The Wisconsin Restaurant Association objected to the 25% restriction when it was announced on Oct. 6, stating on its website it would "lobby to eliminate restrictions as soon as possible using data to show that restaurants using best practices are not the cause of COVID-19 cases." This capacity reduction would be particularly dire in Wisconsin as winter weather approaches, further compromising outdoor dining solutions.
This may be why there was such abrupt pushback to the 25% capacity limit. As one Wisconsin restaurant owner told the Milwaukee Journal Sentinel, Evers' decision "could be the final dagger" for the industry.
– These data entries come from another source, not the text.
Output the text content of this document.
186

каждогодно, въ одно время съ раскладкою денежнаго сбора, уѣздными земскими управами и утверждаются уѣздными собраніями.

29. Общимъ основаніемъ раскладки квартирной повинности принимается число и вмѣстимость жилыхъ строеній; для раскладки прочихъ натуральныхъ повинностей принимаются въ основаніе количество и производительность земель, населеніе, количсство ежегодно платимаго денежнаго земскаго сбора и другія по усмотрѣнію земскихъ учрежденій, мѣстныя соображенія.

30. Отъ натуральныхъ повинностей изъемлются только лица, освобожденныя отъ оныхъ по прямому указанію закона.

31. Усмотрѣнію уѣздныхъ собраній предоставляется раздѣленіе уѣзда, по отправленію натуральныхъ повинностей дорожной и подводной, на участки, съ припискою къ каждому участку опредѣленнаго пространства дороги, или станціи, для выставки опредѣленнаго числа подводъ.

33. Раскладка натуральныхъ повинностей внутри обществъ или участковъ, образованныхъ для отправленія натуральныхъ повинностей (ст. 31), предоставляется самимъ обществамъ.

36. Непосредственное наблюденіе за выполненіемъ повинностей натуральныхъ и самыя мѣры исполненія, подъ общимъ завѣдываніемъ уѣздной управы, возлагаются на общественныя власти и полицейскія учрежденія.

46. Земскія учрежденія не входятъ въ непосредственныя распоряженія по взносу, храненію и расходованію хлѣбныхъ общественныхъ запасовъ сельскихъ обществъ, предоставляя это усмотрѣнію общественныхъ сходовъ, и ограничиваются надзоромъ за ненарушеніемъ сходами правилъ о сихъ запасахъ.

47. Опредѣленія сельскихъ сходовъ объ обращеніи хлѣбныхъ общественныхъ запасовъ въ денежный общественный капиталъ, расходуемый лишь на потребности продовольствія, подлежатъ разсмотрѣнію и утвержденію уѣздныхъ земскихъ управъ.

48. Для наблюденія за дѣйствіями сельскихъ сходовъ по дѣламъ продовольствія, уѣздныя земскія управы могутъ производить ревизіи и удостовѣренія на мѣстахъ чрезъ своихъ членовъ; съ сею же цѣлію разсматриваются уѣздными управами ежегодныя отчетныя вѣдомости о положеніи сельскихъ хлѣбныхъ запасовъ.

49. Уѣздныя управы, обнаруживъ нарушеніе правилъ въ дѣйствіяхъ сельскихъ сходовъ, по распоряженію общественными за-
A restaurant owner in Iowa also told Eater that 50% capacity doesn’t work, "unless the landlord gives you 50% rent" and the energy company is "giving you 50% off the [energy] bill."
Still, these capacity restrictions are put into place for a reason. A September report from the Centers for Disease Control and Prevention found that adults who have tested positive for COVID-19 were approximately twice as likely to have reported dining at a restaurant in the two weeks before becoming sick. That report isn't the first time a correlation has been drawn between indoor dining and rising cases. JP Morgan noted in June that higher restaurant spending was linked to a faster spread of the coronavirus about a month later.
Wisconsin's administration has plenty of reason to be mindful of these trends. In addition to new cases and death, hospitalizations in the state are also setting records. As such, Evers called the judge's ruling a "dangerous decision" and encouraged residents to stay the course while he challenges the judge's decision.
Restaurants across the country have been navigating disparate dine-in capacity restrictions for months, and the outlook for the restaurant industry remains bleak. As the possibility of another business-saving stimulus fades, that picture is likely to get even bleaker.
Pushing back against restrictions may be the industry's last recourse to keep restaurants open. More lawsuits in response to restrictions have already occurred elsewhere. In September, for example, a federal judge ruled that Pennsylvania Governor Tom Wolf lacked the constitutional authority to close businesses or set capacity limits. This ruling, along with the Wisconsin ruling, may provide some optimism for restaurants throwing a Hail Mary to remain open through legal means.